Hours later, after the ship capsized, she wrote: “A tragedy, a deadful tragedy. I can’t believe it’s true. I just hope I will wake up and realise that it was a nightmare. The longest night of my life.”
She later posted a black and white photograph of the Titanic, dated 1912, next to one of the Concordia on its side, dated 2012.
She also passed judgement on the captain’s claim that the rocks were not marked on his nautical charts. “Not very convincing at all!” she wrote.
Mr Schettino, 52, had reportedly performed the sail-by several times in the past, as a salute to his former boss Mario Palombo, a retired Costa captain who has a summer home on the island.
From his house in Grosseto, Tuscany, where he spends the winter months, Mr Palombo said: “I cannot understand what could have happened, what passed through my colleague’s head. The captain sets the course – on board the ship, he’s king. But I don’t want to be dragged into this argument.”
Costa confirmed that its captains had been given permission to sail within 500 yards of the island to “bow” to its inhabitants in the past, but said the captain was solely to blame for what happened on Friday night.
Mr Foschi said his company’s ship were fitted with alarms that sound when they deviate from the programmed route.
He apologised to the families of the dead, but said that “this route was put in correctly,” and “human error” was to blame.

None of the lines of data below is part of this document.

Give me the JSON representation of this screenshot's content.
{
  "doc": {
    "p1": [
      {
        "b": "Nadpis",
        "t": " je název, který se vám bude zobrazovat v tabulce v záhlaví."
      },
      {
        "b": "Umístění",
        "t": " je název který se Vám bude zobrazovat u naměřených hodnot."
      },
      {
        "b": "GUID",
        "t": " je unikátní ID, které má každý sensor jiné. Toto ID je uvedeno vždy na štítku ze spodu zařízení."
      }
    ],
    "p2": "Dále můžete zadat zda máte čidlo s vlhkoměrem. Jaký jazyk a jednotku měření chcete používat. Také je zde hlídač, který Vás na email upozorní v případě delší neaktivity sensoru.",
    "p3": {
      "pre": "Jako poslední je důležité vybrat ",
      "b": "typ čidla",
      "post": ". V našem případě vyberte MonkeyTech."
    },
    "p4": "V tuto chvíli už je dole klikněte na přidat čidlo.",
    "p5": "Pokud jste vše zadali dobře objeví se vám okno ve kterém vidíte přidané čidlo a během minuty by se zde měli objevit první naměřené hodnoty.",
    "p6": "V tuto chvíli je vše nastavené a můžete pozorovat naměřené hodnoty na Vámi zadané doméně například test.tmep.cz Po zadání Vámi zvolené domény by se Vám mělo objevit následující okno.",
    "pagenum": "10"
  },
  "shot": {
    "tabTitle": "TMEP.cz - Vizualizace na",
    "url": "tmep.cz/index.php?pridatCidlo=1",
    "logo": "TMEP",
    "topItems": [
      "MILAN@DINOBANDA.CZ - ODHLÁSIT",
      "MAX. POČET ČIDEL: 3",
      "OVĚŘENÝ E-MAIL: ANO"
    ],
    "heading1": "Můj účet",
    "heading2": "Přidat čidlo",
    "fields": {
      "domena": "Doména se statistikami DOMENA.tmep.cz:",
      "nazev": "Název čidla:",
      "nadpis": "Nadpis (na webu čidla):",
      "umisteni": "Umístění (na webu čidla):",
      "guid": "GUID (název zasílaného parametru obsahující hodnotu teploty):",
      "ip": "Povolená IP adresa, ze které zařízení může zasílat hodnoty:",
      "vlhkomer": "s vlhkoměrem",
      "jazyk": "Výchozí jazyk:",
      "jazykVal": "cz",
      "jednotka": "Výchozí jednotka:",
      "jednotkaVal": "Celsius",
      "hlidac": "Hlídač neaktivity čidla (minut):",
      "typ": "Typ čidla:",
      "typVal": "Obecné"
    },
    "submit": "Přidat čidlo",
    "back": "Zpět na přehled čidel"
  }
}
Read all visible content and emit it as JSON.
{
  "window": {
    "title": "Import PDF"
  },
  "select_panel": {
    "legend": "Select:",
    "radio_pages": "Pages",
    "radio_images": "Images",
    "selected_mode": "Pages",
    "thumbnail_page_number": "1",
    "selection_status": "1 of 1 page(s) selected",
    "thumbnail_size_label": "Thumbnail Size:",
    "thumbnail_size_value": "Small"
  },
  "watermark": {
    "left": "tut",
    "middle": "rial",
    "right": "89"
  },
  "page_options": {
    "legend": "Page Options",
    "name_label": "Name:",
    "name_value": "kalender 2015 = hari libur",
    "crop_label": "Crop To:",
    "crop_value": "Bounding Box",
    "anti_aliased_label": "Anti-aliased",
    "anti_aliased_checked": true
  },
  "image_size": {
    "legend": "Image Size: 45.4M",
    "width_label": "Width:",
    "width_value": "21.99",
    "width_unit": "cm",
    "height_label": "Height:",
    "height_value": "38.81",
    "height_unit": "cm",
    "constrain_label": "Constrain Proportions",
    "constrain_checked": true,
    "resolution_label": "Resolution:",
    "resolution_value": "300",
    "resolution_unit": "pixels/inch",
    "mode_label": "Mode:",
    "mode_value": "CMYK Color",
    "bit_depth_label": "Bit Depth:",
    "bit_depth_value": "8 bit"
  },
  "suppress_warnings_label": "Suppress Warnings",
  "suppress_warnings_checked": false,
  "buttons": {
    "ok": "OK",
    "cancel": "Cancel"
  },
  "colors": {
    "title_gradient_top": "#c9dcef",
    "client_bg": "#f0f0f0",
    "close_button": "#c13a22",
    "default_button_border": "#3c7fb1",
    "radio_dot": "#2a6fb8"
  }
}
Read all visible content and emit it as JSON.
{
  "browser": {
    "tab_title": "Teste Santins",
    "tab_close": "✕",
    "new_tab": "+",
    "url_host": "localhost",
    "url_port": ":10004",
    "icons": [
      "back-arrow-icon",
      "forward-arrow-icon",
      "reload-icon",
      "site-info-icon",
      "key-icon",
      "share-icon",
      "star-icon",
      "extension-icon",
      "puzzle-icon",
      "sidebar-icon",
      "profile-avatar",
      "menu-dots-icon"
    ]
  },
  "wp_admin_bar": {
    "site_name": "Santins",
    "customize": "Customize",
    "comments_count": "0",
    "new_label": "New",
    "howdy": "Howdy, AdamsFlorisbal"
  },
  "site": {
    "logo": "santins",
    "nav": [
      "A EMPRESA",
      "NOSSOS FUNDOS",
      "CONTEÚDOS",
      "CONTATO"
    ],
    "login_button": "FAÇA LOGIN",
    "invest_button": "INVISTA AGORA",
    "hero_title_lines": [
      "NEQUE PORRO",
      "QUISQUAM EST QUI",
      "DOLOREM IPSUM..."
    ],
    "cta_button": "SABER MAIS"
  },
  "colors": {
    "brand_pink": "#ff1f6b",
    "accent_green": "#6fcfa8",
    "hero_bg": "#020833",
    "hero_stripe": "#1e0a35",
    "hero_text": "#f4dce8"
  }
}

Francesco Verusio, the chief prosecutor in the case, said: “We are struck by the unscrupulousness of the reckless manoeuvre that the commander of the Costa Concordia made near the island of Giglio. It was inexcusable.”
Mr Schettino only told the coastguard his ship was taking on water 45 minutes after it hit the rocks, and allegedly abandoned the vessel while hundreds of people were still on board, later ignoring an order from the coastguard to go back to the capsized vessel to supervise the evacuation.
His lawyer, Bruno Leporatti, said the captain was “overcome and wants to express his greatest condolences to the victims”.